Furry Love
It's magic, you know!
Never believe it's not so.
It's magic, you know!
Never believe, it's not so.
Ripresi
coscienza sentendo in lontananza uno strano e timido rumore metallico
che mano a mano che i miei neuroni si risvegliavano riconobbi essere il
suono di un cucchiaino su un bicchiere.
Aprii piano gli occhi e mi ritrovai sul mio letto, con addosso una
delle mie magliette troppo larghe e le gambe coperte da un lenzuolo.
Mi puntellai sui gomiti per tirarmi su, ancora troppo intontita per
pensare alcunché di razionale quando un dolore lancinante
alla
caviglia mi fece sussultare. –Ahia, caz..-
-Stai giù, credo sia rotta.-
Quasi mi prese un colpo quando un uomo varcò la soglia della
mia
camera con un bicchiere in mano, avanzando nella mia direzione.
-Chi diavolo sei?

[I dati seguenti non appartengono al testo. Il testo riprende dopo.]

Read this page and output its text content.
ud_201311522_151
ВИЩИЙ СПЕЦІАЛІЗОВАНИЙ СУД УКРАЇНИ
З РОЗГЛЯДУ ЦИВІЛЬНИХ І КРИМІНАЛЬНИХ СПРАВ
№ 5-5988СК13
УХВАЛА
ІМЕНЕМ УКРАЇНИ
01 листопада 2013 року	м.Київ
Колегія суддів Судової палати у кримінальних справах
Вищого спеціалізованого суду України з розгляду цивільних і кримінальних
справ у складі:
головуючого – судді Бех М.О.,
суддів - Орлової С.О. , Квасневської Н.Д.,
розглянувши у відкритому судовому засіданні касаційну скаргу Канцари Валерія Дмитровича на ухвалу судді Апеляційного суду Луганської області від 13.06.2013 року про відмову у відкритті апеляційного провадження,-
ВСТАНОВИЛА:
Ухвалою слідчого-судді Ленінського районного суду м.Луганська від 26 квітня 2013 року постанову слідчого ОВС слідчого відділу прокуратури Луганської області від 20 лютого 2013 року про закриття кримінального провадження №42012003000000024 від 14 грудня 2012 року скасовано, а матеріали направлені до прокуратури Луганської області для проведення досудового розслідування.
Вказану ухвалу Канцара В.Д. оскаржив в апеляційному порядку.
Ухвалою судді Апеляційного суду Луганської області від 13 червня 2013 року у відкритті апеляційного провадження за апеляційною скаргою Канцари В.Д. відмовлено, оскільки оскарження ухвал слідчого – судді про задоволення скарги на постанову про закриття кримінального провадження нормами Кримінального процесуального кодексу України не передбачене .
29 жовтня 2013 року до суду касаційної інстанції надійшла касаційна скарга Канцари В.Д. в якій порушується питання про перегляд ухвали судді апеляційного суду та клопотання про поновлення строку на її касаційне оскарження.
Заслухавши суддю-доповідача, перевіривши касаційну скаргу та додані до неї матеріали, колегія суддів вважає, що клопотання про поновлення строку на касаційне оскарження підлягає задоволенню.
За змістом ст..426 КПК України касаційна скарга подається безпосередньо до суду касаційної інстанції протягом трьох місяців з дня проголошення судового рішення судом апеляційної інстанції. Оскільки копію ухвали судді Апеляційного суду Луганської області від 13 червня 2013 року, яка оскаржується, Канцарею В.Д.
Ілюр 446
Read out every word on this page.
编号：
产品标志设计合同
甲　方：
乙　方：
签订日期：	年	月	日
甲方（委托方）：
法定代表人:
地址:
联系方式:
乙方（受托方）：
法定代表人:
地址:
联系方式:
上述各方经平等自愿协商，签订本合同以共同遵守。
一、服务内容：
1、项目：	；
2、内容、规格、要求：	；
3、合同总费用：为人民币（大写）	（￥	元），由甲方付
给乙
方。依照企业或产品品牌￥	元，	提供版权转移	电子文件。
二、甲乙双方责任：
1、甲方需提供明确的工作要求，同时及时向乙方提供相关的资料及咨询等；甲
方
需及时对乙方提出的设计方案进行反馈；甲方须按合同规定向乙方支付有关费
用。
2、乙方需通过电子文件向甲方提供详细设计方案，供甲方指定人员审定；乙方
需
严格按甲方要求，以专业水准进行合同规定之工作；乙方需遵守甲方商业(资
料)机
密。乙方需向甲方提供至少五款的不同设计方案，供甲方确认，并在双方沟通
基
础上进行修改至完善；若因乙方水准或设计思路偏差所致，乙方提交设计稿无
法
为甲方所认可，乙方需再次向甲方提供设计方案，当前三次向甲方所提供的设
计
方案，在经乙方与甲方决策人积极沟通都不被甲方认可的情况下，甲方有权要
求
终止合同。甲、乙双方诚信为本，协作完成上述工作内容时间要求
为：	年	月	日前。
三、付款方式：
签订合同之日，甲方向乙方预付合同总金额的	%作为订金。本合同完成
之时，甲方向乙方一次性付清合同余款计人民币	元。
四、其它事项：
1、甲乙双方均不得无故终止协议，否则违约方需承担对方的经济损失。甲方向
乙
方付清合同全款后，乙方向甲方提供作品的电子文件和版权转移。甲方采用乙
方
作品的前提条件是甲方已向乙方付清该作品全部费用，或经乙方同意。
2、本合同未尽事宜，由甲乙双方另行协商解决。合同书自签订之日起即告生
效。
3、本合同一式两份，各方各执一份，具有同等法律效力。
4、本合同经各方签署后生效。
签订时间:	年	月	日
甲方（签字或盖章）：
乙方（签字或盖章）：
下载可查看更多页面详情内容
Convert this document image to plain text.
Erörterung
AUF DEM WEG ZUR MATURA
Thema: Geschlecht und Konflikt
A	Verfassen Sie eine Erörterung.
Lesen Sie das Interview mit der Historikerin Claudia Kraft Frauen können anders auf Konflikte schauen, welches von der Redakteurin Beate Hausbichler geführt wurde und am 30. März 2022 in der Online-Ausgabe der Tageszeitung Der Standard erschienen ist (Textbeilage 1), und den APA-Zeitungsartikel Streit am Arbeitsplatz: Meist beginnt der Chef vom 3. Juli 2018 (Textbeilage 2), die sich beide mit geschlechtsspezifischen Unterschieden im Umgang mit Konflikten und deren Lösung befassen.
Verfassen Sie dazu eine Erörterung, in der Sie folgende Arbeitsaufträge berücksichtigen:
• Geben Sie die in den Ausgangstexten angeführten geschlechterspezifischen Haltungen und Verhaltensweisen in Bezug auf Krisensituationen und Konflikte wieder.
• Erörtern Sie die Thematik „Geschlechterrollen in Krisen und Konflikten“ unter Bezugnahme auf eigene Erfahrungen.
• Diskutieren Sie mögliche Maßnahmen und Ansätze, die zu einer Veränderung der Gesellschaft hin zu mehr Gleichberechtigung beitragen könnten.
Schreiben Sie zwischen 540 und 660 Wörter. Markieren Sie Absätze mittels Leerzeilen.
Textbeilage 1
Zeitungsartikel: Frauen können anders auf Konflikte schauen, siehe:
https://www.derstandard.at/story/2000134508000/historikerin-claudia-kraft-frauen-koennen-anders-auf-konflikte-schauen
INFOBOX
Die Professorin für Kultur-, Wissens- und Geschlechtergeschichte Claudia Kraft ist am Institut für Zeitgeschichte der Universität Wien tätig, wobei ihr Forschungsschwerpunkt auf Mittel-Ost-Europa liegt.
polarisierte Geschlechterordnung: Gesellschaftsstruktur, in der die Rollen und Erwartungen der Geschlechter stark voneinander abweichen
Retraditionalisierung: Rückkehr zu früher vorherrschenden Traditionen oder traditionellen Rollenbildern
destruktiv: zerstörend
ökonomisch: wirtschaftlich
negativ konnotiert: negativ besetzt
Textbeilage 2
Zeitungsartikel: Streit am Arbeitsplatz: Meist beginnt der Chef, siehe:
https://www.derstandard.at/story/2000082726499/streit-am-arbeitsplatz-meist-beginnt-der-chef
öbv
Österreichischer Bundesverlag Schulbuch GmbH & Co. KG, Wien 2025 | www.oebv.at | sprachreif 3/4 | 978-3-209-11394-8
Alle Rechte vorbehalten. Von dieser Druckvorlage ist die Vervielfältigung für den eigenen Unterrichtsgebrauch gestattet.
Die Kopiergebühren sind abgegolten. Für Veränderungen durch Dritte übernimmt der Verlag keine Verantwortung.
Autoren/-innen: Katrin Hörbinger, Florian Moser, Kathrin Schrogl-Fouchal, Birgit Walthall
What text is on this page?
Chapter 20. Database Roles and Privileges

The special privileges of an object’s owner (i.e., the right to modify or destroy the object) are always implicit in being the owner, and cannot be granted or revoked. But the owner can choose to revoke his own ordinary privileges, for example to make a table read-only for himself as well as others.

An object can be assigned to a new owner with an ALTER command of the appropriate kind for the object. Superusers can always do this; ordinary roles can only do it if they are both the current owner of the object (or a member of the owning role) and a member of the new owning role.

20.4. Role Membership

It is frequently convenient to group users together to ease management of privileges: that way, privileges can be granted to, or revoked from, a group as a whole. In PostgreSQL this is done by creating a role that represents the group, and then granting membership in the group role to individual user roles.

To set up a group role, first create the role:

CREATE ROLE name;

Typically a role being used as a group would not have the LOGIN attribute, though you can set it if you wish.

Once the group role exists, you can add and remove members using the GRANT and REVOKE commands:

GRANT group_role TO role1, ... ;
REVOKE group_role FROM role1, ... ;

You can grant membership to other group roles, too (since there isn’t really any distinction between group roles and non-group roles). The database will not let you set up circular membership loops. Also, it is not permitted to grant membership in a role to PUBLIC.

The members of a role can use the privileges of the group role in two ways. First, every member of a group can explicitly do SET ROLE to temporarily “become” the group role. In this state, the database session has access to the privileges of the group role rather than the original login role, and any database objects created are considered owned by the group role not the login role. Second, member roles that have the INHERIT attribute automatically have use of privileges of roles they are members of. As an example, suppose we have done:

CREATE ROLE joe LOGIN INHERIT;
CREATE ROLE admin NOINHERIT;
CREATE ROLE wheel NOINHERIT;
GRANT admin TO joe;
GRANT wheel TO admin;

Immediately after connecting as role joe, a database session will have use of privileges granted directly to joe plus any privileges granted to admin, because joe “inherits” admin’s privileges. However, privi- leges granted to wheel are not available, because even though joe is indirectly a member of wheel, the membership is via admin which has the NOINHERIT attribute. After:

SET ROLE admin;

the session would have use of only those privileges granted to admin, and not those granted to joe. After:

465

Io.. cosa..-
Mi guardai intorno e nonostante il dolore mi sollevai mettendomi a
sedere pur sapendo che con la caviglia in quelle condizioni non sarei
riuscita a scappare neanche volendo.
Doveva essere tutto vero, quindi, ed inspiegabilmente ogni pezzo del
mio corpo era ancora al suo posto. O quasi.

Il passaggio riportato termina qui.